Callin stresses the importance of community members knowing CPR to potentially save lives, noting a statement from the American Heart Association that says immediate CPR can double or triple the likelihood of survival from cardiac arrest.
“We have paramedics and people that work on ambulances and with fire departments who we consider the first responders, but really, people in the community are the first responders,” Callin says. “Typically, it takes EMS and first responders five to six minutes, bare minimum, to get to a scene in Santa Fe. At that point, if someone hasn’t received CPR and they’re in cardiac arrest, their chances of survival have decreased 50%-60%. If we could train high schoolers, people in the community and people at restaurants, we can easily up that number.”

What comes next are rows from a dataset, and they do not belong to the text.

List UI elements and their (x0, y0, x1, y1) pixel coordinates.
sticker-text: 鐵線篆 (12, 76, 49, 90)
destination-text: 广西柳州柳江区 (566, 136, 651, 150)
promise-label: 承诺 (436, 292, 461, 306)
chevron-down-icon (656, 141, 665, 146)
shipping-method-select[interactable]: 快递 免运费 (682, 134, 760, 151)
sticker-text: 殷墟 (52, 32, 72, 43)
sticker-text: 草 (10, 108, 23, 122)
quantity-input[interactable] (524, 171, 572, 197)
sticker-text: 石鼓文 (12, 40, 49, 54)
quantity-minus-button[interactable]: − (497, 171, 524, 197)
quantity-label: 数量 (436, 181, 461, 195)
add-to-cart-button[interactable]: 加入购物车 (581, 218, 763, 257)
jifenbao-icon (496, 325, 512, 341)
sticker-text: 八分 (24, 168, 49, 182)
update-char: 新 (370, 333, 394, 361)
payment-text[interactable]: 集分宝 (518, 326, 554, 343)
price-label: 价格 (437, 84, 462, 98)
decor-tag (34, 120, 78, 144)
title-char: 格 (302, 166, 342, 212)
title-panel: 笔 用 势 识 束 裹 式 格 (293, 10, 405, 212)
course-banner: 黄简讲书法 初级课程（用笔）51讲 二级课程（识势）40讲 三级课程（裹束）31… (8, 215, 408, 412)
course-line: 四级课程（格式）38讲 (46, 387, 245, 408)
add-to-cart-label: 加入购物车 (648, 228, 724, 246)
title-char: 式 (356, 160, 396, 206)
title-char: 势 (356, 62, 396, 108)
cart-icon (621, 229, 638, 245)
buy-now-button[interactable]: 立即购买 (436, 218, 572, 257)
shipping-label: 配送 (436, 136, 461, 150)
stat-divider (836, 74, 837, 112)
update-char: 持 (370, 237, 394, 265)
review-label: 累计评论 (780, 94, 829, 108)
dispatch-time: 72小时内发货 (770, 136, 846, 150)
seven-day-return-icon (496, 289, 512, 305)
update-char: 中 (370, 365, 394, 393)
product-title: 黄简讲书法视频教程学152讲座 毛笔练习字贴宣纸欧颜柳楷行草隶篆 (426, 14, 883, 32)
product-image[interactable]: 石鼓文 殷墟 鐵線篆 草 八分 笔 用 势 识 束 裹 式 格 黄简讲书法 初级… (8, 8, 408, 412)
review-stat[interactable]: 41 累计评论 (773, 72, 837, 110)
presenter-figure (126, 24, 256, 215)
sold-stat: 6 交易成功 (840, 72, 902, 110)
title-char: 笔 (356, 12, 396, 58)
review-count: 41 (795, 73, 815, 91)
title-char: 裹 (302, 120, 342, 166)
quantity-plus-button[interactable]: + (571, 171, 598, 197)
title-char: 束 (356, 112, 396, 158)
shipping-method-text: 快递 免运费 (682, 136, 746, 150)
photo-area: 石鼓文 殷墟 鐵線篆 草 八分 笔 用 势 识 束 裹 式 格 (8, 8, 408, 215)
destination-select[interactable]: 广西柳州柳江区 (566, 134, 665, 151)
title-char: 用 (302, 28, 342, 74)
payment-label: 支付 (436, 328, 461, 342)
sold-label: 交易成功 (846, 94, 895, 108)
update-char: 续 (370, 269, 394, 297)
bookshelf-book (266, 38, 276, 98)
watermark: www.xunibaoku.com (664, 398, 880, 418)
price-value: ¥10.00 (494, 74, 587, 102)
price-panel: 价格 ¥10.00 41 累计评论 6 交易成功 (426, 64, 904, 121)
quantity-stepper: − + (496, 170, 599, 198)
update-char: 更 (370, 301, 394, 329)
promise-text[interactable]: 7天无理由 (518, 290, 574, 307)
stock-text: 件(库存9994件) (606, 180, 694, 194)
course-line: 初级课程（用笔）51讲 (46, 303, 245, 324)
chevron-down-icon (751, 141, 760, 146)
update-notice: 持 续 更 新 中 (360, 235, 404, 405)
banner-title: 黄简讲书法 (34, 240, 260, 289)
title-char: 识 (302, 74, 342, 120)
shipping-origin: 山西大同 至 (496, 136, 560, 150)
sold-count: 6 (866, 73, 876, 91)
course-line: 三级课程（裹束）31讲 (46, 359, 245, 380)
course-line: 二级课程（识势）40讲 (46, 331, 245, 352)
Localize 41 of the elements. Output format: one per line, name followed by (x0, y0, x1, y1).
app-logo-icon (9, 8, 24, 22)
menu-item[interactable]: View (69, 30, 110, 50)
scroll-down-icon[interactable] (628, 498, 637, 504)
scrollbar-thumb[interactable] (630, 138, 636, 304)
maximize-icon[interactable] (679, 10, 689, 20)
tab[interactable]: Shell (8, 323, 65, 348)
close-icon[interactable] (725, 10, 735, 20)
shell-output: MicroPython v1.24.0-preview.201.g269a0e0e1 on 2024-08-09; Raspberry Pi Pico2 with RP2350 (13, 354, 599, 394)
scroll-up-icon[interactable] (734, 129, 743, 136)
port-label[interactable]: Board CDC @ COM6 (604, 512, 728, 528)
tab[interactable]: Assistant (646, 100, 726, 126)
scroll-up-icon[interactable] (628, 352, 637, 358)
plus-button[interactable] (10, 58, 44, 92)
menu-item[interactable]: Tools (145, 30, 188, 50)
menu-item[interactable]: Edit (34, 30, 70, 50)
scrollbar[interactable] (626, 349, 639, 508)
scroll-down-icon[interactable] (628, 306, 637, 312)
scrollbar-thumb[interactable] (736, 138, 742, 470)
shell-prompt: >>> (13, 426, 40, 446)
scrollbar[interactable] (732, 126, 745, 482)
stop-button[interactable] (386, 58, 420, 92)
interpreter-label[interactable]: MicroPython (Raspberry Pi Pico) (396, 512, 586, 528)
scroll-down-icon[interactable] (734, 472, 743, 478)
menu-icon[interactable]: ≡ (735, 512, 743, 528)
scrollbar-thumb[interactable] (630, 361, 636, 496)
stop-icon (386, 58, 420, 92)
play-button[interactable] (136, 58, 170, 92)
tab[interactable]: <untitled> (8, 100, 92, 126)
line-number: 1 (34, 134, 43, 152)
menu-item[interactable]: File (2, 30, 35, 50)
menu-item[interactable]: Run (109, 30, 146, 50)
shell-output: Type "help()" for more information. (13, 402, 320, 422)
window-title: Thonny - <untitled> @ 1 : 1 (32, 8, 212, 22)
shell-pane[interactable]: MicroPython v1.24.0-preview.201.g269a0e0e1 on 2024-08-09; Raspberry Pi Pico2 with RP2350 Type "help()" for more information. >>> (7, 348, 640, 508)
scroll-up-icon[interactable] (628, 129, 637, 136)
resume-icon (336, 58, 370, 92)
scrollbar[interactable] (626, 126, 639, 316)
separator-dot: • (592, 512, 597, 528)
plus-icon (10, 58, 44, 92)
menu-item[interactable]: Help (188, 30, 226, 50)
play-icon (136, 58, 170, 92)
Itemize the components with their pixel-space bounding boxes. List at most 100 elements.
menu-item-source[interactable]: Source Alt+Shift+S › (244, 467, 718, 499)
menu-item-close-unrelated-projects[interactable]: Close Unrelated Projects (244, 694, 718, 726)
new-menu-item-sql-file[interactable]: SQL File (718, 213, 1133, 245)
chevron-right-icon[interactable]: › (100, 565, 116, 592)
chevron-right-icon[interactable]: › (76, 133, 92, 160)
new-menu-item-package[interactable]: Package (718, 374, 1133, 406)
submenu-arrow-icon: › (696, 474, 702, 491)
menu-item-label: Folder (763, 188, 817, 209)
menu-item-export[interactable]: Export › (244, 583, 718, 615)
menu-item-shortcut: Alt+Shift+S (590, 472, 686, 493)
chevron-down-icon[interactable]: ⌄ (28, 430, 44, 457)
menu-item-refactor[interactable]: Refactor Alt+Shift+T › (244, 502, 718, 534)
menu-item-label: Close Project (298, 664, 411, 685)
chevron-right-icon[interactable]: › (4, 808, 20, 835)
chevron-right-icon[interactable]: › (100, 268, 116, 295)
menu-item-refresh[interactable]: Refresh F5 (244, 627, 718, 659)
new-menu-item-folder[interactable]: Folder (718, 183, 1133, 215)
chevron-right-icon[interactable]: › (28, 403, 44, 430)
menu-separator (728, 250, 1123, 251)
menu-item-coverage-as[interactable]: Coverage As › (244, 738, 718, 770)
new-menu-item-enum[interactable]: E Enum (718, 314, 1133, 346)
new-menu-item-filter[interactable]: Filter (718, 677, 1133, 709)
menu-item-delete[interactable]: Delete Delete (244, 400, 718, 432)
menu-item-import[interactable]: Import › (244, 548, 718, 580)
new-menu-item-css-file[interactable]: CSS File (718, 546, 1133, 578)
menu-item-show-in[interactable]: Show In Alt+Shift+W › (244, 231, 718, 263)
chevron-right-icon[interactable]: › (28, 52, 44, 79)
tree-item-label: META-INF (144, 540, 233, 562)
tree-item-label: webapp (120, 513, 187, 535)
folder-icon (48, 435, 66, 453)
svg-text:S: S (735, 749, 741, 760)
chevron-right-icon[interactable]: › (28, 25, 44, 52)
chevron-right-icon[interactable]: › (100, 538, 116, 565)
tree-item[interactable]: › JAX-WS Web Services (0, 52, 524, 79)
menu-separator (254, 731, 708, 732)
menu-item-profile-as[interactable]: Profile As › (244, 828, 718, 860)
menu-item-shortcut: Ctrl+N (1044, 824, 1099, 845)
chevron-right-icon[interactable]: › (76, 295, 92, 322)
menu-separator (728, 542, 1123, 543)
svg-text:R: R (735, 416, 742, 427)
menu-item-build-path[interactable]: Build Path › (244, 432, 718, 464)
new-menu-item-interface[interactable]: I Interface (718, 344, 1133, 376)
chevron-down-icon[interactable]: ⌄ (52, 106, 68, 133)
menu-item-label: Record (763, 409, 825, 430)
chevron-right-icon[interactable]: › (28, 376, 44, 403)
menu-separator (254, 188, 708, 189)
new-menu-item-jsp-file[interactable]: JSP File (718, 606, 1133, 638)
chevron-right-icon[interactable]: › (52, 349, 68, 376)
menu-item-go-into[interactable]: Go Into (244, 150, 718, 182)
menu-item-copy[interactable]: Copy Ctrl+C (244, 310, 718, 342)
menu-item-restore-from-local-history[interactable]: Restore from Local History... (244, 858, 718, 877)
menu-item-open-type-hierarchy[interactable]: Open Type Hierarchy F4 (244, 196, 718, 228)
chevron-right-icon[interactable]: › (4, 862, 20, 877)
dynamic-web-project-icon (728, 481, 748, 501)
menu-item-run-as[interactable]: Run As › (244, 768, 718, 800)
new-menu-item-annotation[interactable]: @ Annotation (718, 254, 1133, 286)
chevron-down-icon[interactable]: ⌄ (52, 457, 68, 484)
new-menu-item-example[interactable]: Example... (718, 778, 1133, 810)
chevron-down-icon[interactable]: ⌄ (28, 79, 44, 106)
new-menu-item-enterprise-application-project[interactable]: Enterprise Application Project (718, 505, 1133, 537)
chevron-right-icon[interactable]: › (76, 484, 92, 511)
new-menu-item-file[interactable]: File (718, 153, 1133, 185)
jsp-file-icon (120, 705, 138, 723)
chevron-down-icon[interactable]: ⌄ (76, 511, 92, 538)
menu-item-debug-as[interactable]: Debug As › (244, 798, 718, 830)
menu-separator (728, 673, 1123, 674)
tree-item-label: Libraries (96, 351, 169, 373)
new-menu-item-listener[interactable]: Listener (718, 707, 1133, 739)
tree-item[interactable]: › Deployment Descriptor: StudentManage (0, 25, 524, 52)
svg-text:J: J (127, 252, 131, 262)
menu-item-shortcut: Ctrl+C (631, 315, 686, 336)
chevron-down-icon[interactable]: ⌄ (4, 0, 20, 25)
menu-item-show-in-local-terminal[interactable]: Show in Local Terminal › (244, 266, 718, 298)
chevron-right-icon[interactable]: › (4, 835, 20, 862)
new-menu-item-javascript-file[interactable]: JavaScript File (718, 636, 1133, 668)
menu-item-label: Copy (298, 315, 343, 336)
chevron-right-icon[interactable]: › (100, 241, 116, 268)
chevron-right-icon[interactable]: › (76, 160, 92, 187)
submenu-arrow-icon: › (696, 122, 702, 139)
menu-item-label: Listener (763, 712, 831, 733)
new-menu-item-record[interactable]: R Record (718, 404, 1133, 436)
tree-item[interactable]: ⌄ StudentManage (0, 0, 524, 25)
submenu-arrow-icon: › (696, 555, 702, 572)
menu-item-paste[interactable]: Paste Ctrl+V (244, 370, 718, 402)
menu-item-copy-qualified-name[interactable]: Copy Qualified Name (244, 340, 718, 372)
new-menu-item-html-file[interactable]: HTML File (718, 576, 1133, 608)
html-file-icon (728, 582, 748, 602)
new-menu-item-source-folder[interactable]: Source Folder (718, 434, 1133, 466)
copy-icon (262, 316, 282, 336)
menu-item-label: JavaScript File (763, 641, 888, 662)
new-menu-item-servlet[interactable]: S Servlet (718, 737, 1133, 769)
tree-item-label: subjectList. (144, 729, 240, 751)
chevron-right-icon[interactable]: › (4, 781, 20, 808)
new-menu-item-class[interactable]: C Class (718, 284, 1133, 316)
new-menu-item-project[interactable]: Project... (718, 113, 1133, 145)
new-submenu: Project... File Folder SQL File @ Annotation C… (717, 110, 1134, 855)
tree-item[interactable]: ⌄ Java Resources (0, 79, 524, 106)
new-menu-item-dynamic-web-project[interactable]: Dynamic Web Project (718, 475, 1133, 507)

In fact, high school students have been required by law to know CPR in order to graduate in New Mexico since 2016, though Callin notes the law has not been enforced—as KOAT recently reported. This August, Callin will be training all of the health instructors at SFPS to incorporate CPR training into their classes, which Barbee-Lee says will give the teachers the most current evidence-based curriculum for teaching students CPR.
“I totally want to leverage my role in the schools to promote knowledge, to promote survival for our community,” Barbee-Lee says. “The folks you’re most likely to give CPR to are your own loved ones, so I think everybody can get on board with the idea that, ‘I can help save someone in my family or a close friend.’”
Rosen says they plan to expand New Mexico Alive’s work through funding they recently received from the Anchorum Health Foundation—Christus St. Vincent’s community outreach arm—to Northern New Mexico and nearby pueblos. His plans for expansion go beyond CPR training, and he notes Santa Fe needs to better develop infrastructure for helping cardiac arrest victims.
“It takes a system of care to be put in place, so it’s not enough to have someone that’s trained to do CPR—you have to know where the defibrillator is, for instance,” Rosen says. “And once you know where it is, you have to know how to use it correctly.”
In addition to CPR training, New Mexico Alive helps students and staff practice using an automated external defibrillator, which Barbee-Lee notes SFPS’ Safety and Security Department keeps track of to ensure they are functioning and charged at each school in the district.
Rosen notes that giving residents an easy way to find the nearest defibrillator—such as on a map—would also help those experiencing cardiac arrest, and that one idea he has is to develop an app that notifies users nearby a cardiac arrest event (identified through a 911 dispatch center) and locates the nearest defibrillator as well.
“We currently have the luxury of having a lot of input into the Regional Emergency Communications Center, and that’s where it starts when someone’s having a medical emergency,” he says. “There’s all sorts of opportunities for us to go from 4% survival to 50% survival, and that’s a ripple effect, right? Every one person you save, how many lives are affected by that? How many anniversaries or weddings are attended, how many grandchildren have their grandparents around?”